The state has responded by seeking a target of 8% cut from every agency and department that receives money from the state’s general fund. Local government’s direct distribution came from the rainy day fund, so is not currently subject to the 8% reduction. However, it is important for counties to know that these cuts will undoubtedly trickle down, both directly and indirectly. Directly, recall that one half of your County Attorney’s salary, and as much as 30% of your Deputy County Attorney’s salaries are paid by the state general fund, which means these funds are subject to the 8% target cut. “Target” is the important word as the Governor has made it clear that some agencies may not be able to reach 8%, and others must exceed it. However, the point remains that Commissioners may need to decide if you can backfill the potential loss to the County Attorney. Indirectly, many programs at the state agency level that assist counties are discretionary and could be ended or shifted to counties. One example that is the Department of Family Services may end or at least sunset paying for ankle monitoring of juvenile offenders. If your county would like to keep this program going (as opposed to increased use of jails), the county and/or city may have to pay the third party vendor itself.

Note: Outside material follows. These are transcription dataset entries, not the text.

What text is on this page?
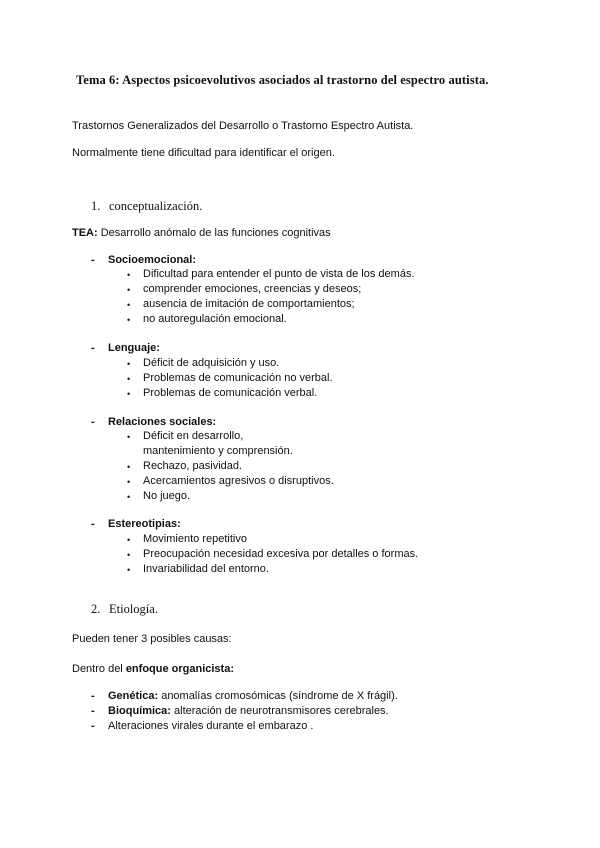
Tema 6: Aspectos psicoevolutivos asociados al trastorno del espectro autista.
Trastornos Generalizados del Desarrollo o Trastorno Espectro Autista.
Normalmente tiene dificultad para identificar el origen.
1. conceptualización.
TEA: Desarrollo anómalo de las funciones cognitivas
- Socioemocional:
• Dificultad para entender el punto de vista de los demás.
• comprender emociones, creencias y deseos;
• ausencia de imitación de comportamientos;
• no autoregulación emocional.
- Lenguaje:
• Déficit de adquisición y uso.
• Problemas de comunicación no verbal.
• Problemas de comunicación verbal.
- Relaciones sociales:
• Déficit en desarrollo,
mantenimiento y comprensión.
• Rechazo, pasividad.
• Acercamientos agresivos o disruptivos.
• No juego.
- Estereotipias:
• Movimiento repetitivo
• Preocupación necesidad excesiva por detalles o formas.
• Invariabilidad del entorno.
2. Etiología.
Pueden tener 3 posibles causas:
Dentro del enfoque organicista:
- Genética: anomalías cromosómicas (síndrome de X frágil).
- Bioquímica: alteración de neurotransmisores cerebrales.
- Alteraciones virales durante el embarazo .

Despite these challenges, your Association continues to advocate on your behalf and seek new and innovative ways to solve our common challenges. I have been travelling the state meeting with Commissioners, beginning with the 10 counties that saw revenue flow away from them owing to the passage of the Madden Matrix distribution formula. I’ve been working on strategies to reduce costs for workers compensation premiums, and WyoLink (more on that in a future blog). Additionally, we at the WCCA have been working hard to complete our usual suite of educational documents like the Revenue Estimating Manual.
New this year is a pamphlet we put together for potential Commissioner candidates. Every year I receive calls from candidates asking for insights on what it means to be a Commissioner. This always puts me in a tough spot because I run the Commissioners Association, not the Candidate for Commissioner Association. Still, part of our mission is preparing public servants to be effective, and I suppose one can never start too early at that. Rather than give out the full handbook available to sitting Commissioners, the pamphlet will help direct candidates toward other sources publically available.
Finally, our work with the federal government – both agencies and the legislature – continues full steam ahead. In February a team of Commissioners and Gregory Cowan had several meaningful meetings with agencies in DC. In April Commissioner Joel Bousman appeared before the House Oversight and Government Reform Committee to discuss county input on Endangered Species Act issues, and in May Gregory and I will be appearing before the House Natural Resources Committee to discuss county interests in the planning process contemplated under the BLM Planning 2.0 document. Gregory is helping to spearhead a more coordinated effort among his counterparts in other western county associations. And, oh yeah, WPLI has begun in earnest. The WCCA continues to be a go-to source for information, assistance, and innovative solutions regarding county interests at the federal level.
Speaking of information and assistance, I look forward to seeing many of you in Jackson at the end of May. This is a great opportunity for you to experience a WIR conference without the added plane travel expense. This is the first time this event has been hosted in Wyoming, and it is unlikely to be back here any time soon. The folks in Teton County deserve a ton of credit for working hard to put on a great conference. I hope that even in these challenging times you will make plans to attend.